20. It is also significant that when the respondent demanded the money by a letter dated 27 April 1953 (Ex. 7) the appellant in their reply dated 5/6 May, 1953 (Ex. 6) totally denied the claim. The respondent set out all the facts of deposit of the money with the appellant. The appellant never said that it was a case of advancing loan. The non-production of the appellant's accounts coupled with the appellants staying away from the witness box indicates the inherent infirmities in the appellant's case.

21. Counsel for the appellant contended that there was a demand for a part of the amount in the year 1943 because Padampat Singhania said that there was demand in the month of October, 1943 and therefore limitation would start from that date. The view of Calcutta, Bombay and Madras High Courts is that there must be an unqualified demand for the whole sum before the limitation can star in case of demand for return of the amount deposited. (See Jogendranath Chokerbutty v. Dinkar A.I.R. 1921 Cal. 644 Ram Motigauri v. Naranji A.I.R. 1927 Bom. 362 and Subbaih Chetty and Ors. v. Visalakshi Achi) A.I.R. 1932 Mad. 685. That is the correct position in law.
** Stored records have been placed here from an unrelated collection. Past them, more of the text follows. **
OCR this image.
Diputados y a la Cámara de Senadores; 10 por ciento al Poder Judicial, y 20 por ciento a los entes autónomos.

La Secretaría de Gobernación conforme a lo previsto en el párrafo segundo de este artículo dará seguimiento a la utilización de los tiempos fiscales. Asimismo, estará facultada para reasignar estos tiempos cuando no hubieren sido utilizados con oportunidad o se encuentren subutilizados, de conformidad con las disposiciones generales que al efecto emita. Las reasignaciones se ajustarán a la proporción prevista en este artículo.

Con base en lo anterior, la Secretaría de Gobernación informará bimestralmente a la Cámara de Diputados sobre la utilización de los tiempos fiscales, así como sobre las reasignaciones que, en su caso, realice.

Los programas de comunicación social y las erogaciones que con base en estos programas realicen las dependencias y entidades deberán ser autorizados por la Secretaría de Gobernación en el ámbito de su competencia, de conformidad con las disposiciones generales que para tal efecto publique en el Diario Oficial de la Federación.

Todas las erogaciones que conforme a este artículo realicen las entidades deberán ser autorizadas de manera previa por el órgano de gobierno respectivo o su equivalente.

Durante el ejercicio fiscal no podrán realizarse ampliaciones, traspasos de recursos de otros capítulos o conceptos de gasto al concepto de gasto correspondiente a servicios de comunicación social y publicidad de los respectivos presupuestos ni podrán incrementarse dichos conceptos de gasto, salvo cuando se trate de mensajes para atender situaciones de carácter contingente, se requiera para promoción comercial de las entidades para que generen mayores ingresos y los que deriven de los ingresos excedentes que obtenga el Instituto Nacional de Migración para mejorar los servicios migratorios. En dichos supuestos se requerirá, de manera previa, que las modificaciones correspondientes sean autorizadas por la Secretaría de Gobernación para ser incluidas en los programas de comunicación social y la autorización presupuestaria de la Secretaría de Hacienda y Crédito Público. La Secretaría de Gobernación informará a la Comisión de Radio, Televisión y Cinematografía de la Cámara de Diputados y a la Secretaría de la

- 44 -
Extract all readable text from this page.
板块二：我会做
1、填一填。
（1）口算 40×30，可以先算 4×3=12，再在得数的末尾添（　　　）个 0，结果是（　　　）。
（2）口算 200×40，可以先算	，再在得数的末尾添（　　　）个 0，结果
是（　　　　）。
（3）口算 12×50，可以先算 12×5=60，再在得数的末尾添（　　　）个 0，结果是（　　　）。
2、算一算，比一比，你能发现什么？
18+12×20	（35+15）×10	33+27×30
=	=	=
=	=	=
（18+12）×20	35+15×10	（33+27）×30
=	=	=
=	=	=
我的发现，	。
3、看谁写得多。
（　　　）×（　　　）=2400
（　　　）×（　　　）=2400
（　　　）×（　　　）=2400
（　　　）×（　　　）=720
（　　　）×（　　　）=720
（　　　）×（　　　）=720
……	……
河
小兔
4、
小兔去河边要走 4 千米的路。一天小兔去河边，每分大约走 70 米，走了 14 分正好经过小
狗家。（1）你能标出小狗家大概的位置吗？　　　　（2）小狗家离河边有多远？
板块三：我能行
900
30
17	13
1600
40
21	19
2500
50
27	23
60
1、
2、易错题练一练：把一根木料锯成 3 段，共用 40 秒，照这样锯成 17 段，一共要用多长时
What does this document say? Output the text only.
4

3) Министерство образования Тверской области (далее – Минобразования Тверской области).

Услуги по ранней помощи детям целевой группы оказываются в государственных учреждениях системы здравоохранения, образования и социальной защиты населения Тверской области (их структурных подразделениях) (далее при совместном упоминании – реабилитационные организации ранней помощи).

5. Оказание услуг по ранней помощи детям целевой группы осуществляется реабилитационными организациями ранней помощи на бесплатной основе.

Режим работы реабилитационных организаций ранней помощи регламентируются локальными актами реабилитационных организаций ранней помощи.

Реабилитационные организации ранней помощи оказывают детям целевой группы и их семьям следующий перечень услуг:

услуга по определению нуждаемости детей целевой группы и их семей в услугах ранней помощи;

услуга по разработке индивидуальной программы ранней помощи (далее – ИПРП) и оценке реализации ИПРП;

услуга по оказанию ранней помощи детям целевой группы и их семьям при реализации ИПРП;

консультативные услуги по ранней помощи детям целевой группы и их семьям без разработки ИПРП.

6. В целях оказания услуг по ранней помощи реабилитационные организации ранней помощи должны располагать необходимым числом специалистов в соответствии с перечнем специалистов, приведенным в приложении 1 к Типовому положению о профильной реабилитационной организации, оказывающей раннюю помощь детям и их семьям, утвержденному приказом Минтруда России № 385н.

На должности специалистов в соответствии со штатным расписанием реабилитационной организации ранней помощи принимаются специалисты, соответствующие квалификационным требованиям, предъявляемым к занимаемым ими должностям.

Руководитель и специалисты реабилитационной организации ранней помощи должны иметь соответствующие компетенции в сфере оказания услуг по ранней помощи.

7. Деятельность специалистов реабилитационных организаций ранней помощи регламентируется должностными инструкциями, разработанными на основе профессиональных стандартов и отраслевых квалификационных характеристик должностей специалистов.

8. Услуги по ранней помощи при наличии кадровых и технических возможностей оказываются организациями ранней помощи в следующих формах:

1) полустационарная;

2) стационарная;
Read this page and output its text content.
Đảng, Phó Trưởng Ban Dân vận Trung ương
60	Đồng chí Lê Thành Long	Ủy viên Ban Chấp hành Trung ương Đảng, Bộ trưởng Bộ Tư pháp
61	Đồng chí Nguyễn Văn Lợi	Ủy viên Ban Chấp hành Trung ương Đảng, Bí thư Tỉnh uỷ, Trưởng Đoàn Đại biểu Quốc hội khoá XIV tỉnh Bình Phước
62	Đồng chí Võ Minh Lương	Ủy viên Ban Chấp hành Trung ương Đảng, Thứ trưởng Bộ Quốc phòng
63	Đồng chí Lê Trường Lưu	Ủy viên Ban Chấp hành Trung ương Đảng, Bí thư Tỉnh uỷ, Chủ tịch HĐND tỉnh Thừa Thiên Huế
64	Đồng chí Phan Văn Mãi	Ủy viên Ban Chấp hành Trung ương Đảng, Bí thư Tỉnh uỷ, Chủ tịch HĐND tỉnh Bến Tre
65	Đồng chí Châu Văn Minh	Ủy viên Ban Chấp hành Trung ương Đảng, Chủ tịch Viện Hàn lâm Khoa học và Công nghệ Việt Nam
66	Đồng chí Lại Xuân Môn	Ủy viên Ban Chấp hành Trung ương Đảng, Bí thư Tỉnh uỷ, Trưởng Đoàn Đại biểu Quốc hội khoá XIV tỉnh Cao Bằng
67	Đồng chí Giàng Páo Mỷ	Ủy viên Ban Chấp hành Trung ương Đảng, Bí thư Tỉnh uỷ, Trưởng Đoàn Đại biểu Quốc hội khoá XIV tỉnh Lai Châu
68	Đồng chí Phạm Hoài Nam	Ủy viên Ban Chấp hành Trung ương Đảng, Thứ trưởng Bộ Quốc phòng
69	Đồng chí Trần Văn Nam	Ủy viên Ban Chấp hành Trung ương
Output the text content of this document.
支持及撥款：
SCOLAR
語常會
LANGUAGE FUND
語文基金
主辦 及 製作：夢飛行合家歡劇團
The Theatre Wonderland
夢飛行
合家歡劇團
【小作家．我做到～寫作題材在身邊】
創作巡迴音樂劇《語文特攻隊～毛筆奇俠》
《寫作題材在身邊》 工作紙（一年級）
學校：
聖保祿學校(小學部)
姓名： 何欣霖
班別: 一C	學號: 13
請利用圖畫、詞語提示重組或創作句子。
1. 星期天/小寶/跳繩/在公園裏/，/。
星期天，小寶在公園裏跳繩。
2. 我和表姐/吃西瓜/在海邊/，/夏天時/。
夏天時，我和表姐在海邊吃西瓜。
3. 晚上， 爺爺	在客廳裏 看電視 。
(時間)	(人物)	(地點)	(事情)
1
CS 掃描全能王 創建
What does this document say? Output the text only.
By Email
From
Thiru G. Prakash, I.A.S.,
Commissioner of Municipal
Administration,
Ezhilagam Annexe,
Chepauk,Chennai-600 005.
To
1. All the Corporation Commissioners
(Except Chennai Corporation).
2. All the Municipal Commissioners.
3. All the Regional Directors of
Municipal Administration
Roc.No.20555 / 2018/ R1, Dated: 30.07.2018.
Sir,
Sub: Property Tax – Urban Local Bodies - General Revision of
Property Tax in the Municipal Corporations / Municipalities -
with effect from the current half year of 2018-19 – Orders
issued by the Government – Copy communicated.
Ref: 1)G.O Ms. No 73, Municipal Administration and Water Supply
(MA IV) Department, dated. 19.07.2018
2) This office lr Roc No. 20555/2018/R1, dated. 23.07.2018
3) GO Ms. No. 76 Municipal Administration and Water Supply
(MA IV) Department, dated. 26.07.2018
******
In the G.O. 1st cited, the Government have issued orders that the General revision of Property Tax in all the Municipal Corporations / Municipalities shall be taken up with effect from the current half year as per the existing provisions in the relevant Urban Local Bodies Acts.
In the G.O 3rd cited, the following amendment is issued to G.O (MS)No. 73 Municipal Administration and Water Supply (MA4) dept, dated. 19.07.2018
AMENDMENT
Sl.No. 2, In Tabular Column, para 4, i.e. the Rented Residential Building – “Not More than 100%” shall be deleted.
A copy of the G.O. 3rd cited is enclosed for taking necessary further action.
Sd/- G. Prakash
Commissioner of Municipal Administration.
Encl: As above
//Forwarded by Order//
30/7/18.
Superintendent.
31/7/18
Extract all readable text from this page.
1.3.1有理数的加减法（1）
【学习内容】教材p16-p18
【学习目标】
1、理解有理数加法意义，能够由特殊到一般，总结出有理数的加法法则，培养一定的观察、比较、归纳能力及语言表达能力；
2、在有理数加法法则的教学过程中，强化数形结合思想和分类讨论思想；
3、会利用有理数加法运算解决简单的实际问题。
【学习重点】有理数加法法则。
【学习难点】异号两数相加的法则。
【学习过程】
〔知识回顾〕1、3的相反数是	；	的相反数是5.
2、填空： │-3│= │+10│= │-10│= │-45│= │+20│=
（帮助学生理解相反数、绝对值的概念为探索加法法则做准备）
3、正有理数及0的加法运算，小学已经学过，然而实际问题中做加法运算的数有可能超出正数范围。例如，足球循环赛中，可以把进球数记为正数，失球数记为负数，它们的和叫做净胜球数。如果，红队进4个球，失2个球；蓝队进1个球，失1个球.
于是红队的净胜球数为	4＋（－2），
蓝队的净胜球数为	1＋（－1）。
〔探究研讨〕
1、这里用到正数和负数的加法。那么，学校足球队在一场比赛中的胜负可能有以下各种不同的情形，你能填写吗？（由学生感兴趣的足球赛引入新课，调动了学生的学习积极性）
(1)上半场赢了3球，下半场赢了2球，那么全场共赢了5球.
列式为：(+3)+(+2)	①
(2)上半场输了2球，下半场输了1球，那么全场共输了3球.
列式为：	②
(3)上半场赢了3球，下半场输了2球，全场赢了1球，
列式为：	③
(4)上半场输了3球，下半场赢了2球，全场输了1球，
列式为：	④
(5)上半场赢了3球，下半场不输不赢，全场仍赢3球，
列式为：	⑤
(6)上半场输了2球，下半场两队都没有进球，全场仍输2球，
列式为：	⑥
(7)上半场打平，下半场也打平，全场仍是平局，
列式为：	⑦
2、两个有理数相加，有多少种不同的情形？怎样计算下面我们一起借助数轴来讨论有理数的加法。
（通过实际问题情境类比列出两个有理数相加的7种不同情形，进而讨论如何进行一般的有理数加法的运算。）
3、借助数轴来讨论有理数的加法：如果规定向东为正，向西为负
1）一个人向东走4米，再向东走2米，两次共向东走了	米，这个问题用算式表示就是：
Counsel for the appellant did not contend to the contrary in view of the consensus of opinion of the different High Courts. It is also important to bear in mind that a demand in the year 1943 for a part of the amount would not be effective because there were common partners in the firms of the respondent and the appellant.

22. For these reasons we are of opinion that the High Court was correct in decreeing the suit. The appeal therefore fails and is dismissed with costs.